Sozialleistungen für EU-Ausländer: Deutsches Gericht gewährt spanischen Arbeitslosen Hartz IV

Das Sozialgericht Dortmund hat einer arbeitslosen spanischen Familie Hartz-IV-Leistungen gewährt, obwohl dies nach deutschem Recht ausgeschlossen ist. Das wird die Debatte um "Sozialtourismus" neu befeuern. Und macht eine Entscheidung des Europäischen Gerichtshofs umso dringlicher.

Von Lutz Haverkamp

Dieser Leistungsausschluss sei vermutlich mit Europarecht nicht vereinbar, begründete das Sozialgericht laut eigener Mitteilung vom Donnerstag seine Eilentscheidung. (Az: S 19 AS 5107/13 ER) Das Bundessozialgericht hatte wegen einer Vielzahl ähnlich strittiger Fälle bereits den Europäischen Gerichtshof (EuGH) um eine grundsätzliche Entscheidung ersucht. Dabei geht es um die Frage, ob es sich bei Hartz IV um "Sozialleistungen" handelt, die EU-Ausländern verwehrt werden können, oder um "besondere Geldleistungen", die auch EU-Ausländern den Zugang zum Arbeitsmarkt erleichtern sollen und deshalb gewährt werden müssen.
Der aktuelle Fall betrifft ein spanisches Ehepaar, das seit Juli 2013 mit vier Kindern in Nordrhein-Westfalen von geringfügigen Beschäftigungen und von Kindergeld lebt. Den Antrag der Eltern auf Hartz IV lehnte das Jobcenter in Iserlohn ab, weil laut Gesetz EU-Ausländer, die sich allein zur Arbeitssuche in Deutschland aufhalten, keinen Anspruch auf Leistungen haben Das Sozialgericht Dortmund gewährte der Familie nun vorerst 1033 Euro monatlich und begründete dies mit "erheblichen Zweifeln" an der Vereinbarkeit des Leistungsausschlusses für EU-Bürger mit dem Gemeinschaftsrecht der EU.

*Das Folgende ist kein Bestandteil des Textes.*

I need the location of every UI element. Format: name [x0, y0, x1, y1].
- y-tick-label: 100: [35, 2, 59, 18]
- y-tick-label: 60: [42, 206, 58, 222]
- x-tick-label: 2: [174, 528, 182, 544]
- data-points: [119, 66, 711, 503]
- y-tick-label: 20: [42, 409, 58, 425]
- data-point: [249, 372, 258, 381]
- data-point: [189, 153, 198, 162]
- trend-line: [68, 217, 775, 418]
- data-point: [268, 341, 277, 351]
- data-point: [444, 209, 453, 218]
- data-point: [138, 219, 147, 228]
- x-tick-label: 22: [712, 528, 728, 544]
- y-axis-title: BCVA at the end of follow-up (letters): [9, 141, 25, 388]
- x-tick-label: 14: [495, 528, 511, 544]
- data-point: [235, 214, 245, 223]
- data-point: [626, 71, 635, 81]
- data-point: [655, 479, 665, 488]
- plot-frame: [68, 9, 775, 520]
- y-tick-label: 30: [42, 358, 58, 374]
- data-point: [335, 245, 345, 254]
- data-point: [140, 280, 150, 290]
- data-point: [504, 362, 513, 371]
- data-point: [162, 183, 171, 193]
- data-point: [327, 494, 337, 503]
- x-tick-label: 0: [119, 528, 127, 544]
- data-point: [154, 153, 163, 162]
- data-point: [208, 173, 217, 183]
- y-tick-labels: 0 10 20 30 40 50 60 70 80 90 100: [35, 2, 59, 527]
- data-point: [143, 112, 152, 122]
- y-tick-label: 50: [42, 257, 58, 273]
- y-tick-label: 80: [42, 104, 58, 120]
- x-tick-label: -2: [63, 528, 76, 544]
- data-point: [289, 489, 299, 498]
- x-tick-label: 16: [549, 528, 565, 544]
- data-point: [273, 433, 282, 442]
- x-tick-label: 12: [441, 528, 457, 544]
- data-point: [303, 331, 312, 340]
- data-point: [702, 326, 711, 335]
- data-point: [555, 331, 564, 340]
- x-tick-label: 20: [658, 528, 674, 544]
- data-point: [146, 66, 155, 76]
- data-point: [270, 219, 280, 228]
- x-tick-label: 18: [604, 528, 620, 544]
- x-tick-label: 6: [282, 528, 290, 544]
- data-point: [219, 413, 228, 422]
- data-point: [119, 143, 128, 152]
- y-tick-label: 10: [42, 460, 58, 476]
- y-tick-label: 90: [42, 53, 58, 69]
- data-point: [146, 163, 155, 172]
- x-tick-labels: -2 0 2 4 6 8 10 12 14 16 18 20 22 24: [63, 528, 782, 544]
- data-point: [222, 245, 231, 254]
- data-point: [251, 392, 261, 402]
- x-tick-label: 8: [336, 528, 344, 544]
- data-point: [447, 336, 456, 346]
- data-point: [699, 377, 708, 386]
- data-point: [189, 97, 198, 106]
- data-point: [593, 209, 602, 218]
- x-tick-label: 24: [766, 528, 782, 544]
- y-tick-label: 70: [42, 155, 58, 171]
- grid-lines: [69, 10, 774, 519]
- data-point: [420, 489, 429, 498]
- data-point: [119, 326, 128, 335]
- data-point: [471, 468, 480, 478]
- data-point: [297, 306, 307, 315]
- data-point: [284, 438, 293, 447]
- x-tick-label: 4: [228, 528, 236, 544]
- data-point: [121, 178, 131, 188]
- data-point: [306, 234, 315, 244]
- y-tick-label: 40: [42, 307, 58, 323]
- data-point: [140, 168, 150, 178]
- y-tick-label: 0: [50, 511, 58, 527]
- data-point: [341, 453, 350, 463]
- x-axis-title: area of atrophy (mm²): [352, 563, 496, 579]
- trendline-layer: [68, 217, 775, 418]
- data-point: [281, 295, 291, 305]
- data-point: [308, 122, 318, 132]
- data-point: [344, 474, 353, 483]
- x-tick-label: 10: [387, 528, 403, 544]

Die EU verbietet die Ungleichbehandlung von EU-Bürgern

Die Antwort auf die Frage, ob die durch Steuern finanzierten Hartz-IV-Leistungen anderen EU-Bürgern vorenthalten werden dürfen, ist umstritten. Die Europäische Union verbietet die Ungleichbehandlung von EU-Bürgern auch bei Sozialleistungen, die mit zur Bekämpfung der Arbeitslosigkeit dienen, und beruft sich dabei auf das Grundrecht der Freizügigkeit ihrer Bürger. Laut einem EuGH-Urteil vom Juni 2009 dürfen EU-Bürger deshalb nicht von "besonderen beitragsunabhängigen Leistungen" ausgeschlossen werden, die den "Zugang zum Arbeitsmarkt" erleichtern sollen.

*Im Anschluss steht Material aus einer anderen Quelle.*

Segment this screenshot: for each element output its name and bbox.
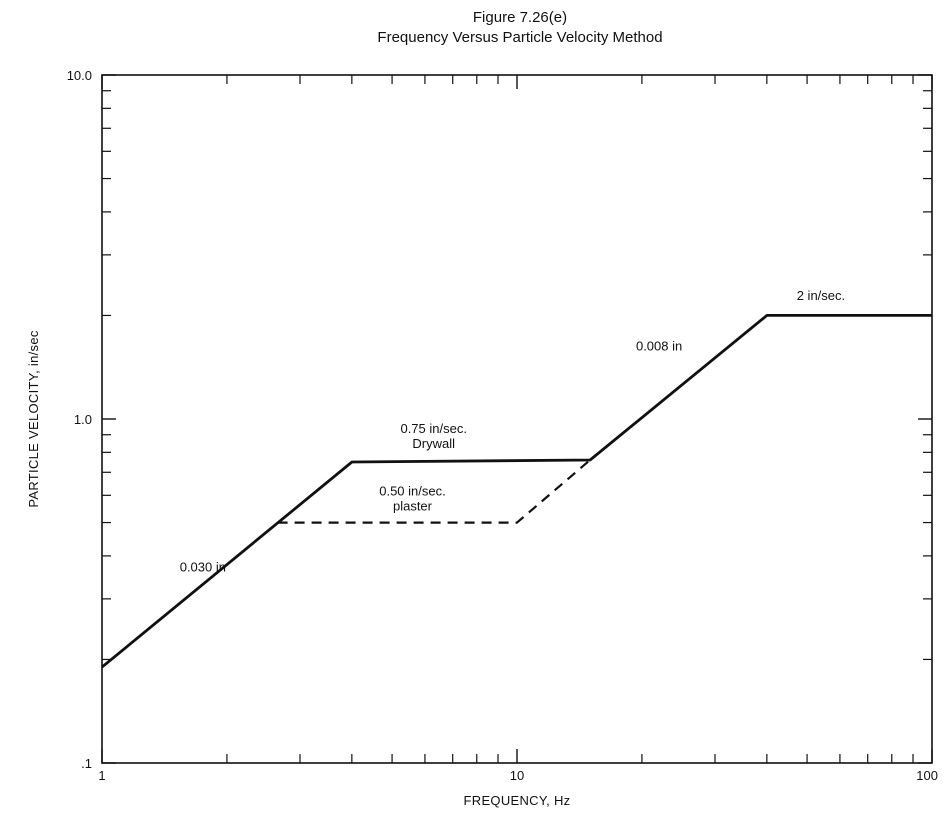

Der deutsche Gesetzgeber hatte aber die Gewährung von Hartz-IV-Leistungen an arbeitsuchende EU-Ausländer mit der Begründung ausgeschlossen, dabei handele es sich um "Sozialhilfeleistungen", die nach einer Ausnahmeregelung der EU-Richtlinie ausgeschlossen werden dürften.
Verschiedene Gerichte, wie nun das Sozialgericht Dortmund, verweisen dagegen darauf, dass Hartz IV vom Gesetzgeber als "Grundsicherung für Arbeitsuchende" bezeichnet wird. Es handele sich deshalb womöglich um eine "besondere beitragsunabhängige Leistung", die auch EU-Ausländern gewährt werden müsse.

Zahl der Leistungsempfänger steigt

EU-Ausländer, die in Deutschland Leistungen nach dem Sozialgesetzbuch II - Hartz IV - empfangen, sind gar nicht so selten. Und die Tendenz ist vor allem für Arbeitsuchende aus Osteuropa und den von der EU-Schuldenkrise besonders gebeutelten Staaten steigend. Für die Gruppe der acht Staaten, die der EU am 1. Mai 2004 beigetreten sind - Polen, Ungarn, Tschechien, Slowakei, Slowenien, Estland, Lettland und Litauen - hat die Bundesagentur für Arbeit für Oktober 2013 im Vergleich zum Vorjahr einen Anstieg von 19 Prozent errechnet. In absoluten Zahlen waren das im vergangenen Oktober knapp 97.000 Menschen. Im gleichen Zeitraum stieg die Zahl der Leistungsempfänger aus Bulgarien und Rumänien um 50 Prozent, und zwar um knapp 14.000 auf 42.000 Menschen. Die Zahl der Leistungsempfänger aus Griechenland, Italien, Portugal und Spanien ist im Oktober 2013 im Vorjahresvergleich in der Summe um zehn Prozent gestiegen. Dabei gab es die deutlichsten Zunahmen bei den Spaniern mit 30 Prozent. Insgesamt bezogen nach Berechnungen der Bundesagentur im Oktober 2013 knapp 124.000 Menschen aus diesen vier Staaten Leistungen nach Hartz IV. In ganz Deutschland waren es etwas mehr als sechs Millionen. (mit AFP)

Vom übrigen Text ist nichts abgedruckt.